You can find all the properties you can tweak in the doc here:
http://docs.nwjs.io/en/latest/References/Manifest%20Format/#manifest-format


#8

Thank you so much for this information! I have a question though, you mentioned that content is not protected without taking extra steps.

Does that mean that all assets (graphics, sound, etc) can be plucked from the package by anyone who has the game?

Also, it sounds like builds from GDevelop’s online build service DO protect the game’s assets, is this correct?


#9

Yes because there is no package just your html5 game with all assets in a folder that anyone can open with no additional tool or skill required.

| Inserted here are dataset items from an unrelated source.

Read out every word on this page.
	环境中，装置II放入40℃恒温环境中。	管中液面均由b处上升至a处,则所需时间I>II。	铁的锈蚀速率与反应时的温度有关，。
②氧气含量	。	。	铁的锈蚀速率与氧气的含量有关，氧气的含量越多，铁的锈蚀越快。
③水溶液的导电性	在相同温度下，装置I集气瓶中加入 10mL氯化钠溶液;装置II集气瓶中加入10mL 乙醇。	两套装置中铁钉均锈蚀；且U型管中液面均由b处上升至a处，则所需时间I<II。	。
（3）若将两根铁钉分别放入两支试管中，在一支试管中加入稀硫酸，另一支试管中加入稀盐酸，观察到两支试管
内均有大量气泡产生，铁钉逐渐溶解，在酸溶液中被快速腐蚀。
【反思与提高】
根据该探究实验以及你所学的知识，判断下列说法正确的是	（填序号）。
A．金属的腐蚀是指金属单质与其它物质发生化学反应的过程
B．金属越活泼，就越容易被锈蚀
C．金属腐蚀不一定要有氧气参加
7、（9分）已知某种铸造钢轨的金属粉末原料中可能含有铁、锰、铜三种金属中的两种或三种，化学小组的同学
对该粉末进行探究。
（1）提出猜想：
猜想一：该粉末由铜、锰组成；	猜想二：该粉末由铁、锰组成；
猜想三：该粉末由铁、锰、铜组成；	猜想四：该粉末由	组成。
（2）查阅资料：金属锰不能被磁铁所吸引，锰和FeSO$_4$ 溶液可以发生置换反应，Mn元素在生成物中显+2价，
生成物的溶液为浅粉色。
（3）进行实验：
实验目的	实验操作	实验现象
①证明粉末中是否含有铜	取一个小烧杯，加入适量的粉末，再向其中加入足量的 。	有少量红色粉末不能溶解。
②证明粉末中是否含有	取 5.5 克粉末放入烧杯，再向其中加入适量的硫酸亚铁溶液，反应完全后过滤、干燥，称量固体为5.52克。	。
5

Sorry, I don’t know about that, I can not say for certain how secure the packages are made using the online build service.


#10

Thank you for taking the time to answer, ddabrahim. As always, your knowledge is appreciated. :+1:


#11

It is not protected from people with the right knowledge, but not directly accessible. All the files will be stored in an asar file and you have to know how to extract it to access the files.


#12

That’s what I thought, thank you arthuro555. Essentially .asar files, .pak files, etc. are just archive formats then. And, that’s about all the security I’m expecting at this level. I’m guessing that even high budget games and apps can be unpacked with relative ease, with the right tools.


#13

Actually, yes and no. The problem here comes from the fact that JavaScript is interpreted, so it needs an Interpreter to run, and the interpreter needs the source code. That is way the source is required to be on the computer. The same problem happens with python for example. But high budget games uses C or C++ to have the best performance and cross-compatibility, and those compile, Wich means that the human readable code is converted to Assembler, the only language readable directly by a CPU. The assembled code is then distributed, and that thing is readable but very difficult to understand, and if the game is high budget it has probably lots of code, and assembler instructions are much more detailed than normal languages. For example, you have all the operations of the CPU copying, creating and deleting each entry in the memory. So yes the code is “extractable” (readable is more appropriate) but almost impossible to completely understand and impossible to directly modify.